Rome (Italy). The contemporary world is in continual transformation and finds itself facing recurring crises. All Nations, the different communities are indissolubly connected and actual events in the whole planet demonstrate this. We must work together for the future of the planet. We need to put everything into play, at the service of the global community, to build together universal solidarity and an open and welcoming society.
For these reasons, Pope Francis, on 12 September 2019, launched a Message to rebuild the Global Educational Pact. Addressing all women and men who have at heart the common good of all cultures and professions, proposed “a meeting to revive the commitment for and with the young generations, renewing the passion for a more open and inclusive education, capable of patient listening, constructive dialogue, and mutual understanding. Never before as now, the Pope stressed, has there been the need to unite our strengths in a broad educational alliance to form mature people, able to overcome fragmentation and opposition, and build the fabric of relationships for a more fraternal humanity.”
The date chosen for the meeting is May 14, 2020, in Paul VI Hall in the Vatican. Pope Francis will meet together with the Representatives of the main Religions, the Representatives of the International Bodies, and the various humanitarian Institutions of the Academic, Economic, Political, and Cultural World, who representing the inhabitants of the Earth, will sign the “Global Compact on Education“, which everyone will commit to implement and disseminate as much as possible.
The path to this appointment is preceded and accompanied by meetings, seminars, insights, and events in many parts of the world to raise awareness, propose reflections, solicit the identification of possible paths for comparison and dialogue.
The Letter written by the Sectors for Youth Pastoral and for Communication of the Institute of the Daughters of Mary Help of Christians is also placed in this context, in which the Educating Communities are urged to “know and study the documents and consider how to promote initiatives in the Communities, networking with other Organisms, Institutions, and environments of formal and informal education where the Salesian educational mission takes place.”
In the current social context, spaces for dialogue and mutual accompaniment must be opened, forging educational alliances between all the protagonists of social life and rediscovering the importance of Education. It is necessary to seek together new forms of active participation of young people and adults born from the creative sharing and involvement of all.
The journey has already begun. Many schools, Catholic and non-Catholic universities, are investigating the anthropological, communicative, cultural, economic, generational, interreligious, pedagogical, and social dimension of this Global Compact.
In fact, on 22 February 2020, there took place in Rome the Forum of dialogue and sharing promoted by the Pontifical Faculty of Education Science ‘Auxilium’ and the Faculty of Education Science of the Salesian Pontifical University of Rome.
In the Assembly of the National Work for the Cities of Children of Rome, children and parents, students and teachers, workers and employers, students and educators, university teachers, representatives of public institutions, met to build a common educational alliance.
The event generated three values:
We are: being there personally, not keeping out of the course of global, local, personal history. We, young and old, choose to be there.
We share: to share and participate. Dialogue is indispensable for building the ‘culture of encounter’, to change the model of global development, to re-direct globalization towards relatedness.
We care: to involve ourselves personally in understanding the implications of our being one human family.

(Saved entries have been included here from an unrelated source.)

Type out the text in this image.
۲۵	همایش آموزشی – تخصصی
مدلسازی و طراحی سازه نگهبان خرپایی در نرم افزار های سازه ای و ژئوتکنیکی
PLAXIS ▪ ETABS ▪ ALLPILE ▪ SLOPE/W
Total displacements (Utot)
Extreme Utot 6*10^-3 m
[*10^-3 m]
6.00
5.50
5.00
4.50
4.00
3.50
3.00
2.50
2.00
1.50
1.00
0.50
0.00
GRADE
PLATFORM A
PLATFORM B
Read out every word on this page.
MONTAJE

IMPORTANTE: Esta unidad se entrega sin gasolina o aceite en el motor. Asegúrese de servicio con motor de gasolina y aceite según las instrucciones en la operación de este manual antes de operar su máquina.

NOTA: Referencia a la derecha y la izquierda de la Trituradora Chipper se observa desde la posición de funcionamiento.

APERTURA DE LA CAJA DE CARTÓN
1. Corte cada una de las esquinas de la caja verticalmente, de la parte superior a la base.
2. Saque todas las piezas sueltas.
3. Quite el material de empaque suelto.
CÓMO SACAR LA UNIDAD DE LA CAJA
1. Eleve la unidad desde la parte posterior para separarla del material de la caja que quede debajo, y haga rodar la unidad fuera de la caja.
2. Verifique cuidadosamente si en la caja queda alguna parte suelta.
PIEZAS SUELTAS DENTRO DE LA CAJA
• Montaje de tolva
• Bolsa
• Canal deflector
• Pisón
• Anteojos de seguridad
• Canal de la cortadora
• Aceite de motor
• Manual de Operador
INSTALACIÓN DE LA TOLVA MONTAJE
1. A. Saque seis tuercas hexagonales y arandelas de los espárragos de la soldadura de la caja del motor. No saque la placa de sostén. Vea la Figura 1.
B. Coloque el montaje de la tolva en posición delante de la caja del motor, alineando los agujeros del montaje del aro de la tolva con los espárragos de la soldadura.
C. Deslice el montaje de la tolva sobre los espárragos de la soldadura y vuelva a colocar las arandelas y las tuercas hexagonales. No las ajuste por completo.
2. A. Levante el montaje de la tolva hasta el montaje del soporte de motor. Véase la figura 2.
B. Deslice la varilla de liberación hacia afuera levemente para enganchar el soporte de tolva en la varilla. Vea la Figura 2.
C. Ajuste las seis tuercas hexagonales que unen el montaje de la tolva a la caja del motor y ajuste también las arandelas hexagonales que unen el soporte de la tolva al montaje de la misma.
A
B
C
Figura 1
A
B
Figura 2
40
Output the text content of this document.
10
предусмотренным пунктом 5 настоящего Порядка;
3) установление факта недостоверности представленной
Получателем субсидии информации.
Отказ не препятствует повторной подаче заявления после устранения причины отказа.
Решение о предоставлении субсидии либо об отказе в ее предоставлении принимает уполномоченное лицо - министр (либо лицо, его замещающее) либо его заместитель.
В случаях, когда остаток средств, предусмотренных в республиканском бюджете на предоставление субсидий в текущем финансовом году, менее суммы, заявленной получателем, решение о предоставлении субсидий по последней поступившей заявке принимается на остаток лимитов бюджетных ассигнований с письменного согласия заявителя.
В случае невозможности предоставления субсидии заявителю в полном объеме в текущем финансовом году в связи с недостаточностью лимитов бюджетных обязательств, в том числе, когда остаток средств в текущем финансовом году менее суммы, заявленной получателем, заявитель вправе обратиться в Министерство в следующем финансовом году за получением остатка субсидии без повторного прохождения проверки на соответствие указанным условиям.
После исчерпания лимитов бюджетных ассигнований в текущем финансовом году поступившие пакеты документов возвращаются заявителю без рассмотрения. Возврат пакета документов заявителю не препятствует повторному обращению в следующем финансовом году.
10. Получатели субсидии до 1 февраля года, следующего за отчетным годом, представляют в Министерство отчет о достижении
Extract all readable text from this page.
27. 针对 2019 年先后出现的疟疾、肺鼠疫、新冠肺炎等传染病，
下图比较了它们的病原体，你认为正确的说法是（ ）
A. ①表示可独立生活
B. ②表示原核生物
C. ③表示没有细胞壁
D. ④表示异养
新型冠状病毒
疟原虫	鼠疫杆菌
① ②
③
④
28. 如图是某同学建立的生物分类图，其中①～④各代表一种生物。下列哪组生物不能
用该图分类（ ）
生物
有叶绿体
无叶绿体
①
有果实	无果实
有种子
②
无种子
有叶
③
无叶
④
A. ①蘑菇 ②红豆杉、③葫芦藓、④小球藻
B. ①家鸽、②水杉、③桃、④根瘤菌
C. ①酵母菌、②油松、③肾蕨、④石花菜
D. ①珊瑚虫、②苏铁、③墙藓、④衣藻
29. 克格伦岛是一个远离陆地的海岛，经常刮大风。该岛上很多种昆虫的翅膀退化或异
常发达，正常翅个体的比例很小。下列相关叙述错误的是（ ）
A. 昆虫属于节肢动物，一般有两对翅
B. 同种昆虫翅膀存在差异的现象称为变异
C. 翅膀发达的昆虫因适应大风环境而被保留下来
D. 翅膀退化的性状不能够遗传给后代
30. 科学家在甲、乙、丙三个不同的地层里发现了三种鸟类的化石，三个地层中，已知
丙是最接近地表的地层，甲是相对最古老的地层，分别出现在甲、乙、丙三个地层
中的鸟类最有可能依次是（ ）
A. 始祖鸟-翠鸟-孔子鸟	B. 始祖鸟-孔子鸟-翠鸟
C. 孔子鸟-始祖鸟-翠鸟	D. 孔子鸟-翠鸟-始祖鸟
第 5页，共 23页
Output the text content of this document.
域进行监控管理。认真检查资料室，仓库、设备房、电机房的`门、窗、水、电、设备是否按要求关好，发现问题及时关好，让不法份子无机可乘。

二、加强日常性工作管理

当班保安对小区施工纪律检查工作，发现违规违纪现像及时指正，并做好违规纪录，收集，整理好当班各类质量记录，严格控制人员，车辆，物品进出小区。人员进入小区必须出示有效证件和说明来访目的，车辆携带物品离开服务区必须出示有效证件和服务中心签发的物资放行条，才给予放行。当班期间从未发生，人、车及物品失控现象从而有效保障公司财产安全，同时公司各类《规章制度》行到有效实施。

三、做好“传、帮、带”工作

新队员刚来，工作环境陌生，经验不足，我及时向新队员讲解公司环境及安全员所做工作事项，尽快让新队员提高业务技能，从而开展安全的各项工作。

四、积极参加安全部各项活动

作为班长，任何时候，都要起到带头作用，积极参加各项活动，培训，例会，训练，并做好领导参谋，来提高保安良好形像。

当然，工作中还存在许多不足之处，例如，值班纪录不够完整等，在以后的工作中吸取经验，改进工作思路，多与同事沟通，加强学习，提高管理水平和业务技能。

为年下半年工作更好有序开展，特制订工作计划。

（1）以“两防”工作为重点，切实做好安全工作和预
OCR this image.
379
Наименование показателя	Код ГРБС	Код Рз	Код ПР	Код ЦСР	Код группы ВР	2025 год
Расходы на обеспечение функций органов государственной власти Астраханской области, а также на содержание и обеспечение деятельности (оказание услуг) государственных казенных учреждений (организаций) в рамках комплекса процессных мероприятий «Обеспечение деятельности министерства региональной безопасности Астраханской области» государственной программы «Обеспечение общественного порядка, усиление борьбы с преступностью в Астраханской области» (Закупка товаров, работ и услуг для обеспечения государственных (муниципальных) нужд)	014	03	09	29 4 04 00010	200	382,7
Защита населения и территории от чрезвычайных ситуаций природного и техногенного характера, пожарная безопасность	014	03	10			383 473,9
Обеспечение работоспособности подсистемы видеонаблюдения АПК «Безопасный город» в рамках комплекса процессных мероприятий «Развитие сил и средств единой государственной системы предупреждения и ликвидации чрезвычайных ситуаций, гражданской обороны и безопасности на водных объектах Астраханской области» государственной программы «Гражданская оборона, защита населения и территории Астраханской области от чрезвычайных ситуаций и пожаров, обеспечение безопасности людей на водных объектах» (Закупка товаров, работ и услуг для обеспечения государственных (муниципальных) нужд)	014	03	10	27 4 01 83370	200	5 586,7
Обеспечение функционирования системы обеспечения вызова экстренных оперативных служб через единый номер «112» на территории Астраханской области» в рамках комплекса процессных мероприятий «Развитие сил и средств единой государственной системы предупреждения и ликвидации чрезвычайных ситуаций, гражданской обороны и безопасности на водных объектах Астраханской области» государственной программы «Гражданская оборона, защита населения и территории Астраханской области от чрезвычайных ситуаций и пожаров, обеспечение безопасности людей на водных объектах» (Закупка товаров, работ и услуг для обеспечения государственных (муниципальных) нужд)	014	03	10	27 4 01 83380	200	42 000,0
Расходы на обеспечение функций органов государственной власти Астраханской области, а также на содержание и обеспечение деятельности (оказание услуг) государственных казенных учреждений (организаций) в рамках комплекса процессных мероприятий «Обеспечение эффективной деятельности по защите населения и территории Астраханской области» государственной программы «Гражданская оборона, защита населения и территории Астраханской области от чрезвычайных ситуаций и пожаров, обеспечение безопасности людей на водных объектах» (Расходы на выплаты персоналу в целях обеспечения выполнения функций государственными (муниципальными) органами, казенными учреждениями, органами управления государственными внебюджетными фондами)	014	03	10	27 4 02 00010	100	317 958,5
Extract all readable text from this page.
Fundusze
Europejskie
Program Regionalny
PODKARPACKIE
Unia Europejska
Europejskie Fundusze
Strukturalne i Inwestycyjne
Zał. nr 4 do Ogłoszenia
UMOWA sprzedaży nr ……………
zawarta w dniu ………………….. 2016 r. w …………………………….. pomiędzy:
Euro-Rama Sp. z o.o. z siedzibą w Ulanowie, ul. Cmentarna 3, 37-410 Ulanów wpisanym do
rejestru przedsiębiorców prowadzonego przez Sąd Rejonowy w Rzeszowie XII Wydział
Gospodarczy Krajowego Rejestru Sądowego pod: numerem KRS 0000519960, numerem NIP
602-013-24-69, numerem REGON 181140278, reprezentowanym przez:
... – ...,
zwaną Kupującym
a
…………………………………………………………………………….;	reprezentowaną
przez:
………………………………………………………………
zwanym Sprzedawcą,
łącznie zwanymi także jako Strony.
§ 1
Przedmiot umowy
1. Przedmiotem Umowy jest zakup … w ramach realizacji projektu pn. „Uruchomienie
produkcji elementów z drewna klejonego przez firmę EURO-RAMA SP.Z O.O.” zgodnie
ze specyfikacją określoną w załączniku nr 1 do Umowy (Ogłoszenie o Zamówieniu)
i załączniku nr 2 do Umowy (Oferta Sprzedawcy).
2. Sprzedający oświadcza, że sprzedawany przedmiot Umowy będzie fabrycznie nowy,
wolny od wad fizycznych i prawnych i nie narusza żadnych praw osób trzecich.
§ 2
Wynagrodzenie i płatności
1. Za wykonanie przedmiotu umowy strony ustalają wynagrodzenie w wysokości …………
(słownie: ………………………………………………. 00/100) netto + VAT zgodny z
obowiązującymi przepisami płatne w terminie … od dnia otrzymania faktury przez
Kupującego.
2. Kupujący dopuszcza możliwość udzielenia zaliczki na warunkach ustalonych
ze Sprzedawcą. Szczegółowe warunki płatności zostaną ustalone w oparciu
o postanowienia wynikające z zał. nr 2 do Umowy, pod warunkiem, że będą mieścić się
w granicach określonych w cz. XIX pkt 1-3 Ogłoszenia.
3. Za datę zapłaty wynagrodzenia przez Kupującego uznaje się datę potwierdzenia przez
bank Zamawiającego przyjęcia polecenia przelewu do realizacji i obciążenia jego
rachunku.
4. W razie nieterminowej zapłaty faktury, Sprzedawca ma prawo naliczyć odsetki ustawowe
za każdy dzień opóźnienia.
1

The focus was an opportunity to study the importance of reciprocal education and dialogue between generations, in order to “promote and activate together, through a common educational pact, those dynamics that give meaning to history and transform it in a positive way”, as indicated by the Pope. This is so that each one become an aware protagonist of this alliance, “taking on a personal and community commitment, cultivating together the dream of a humanism in solidarity.”
The Councilors, Sister Runita Borja and Sister Maria Helena Moreira, invite us “to share ideas and socialize news of the various initiatives in the Provinces to strengthen the path of alliance together with many people and groups of the world ensuring the younger generations a large village that guarantees their integral development “(Website of the FMA Institute at the following email contact: amministratoreweb@cgfma.org)
“To educate a child you need an entire village” (African proverb).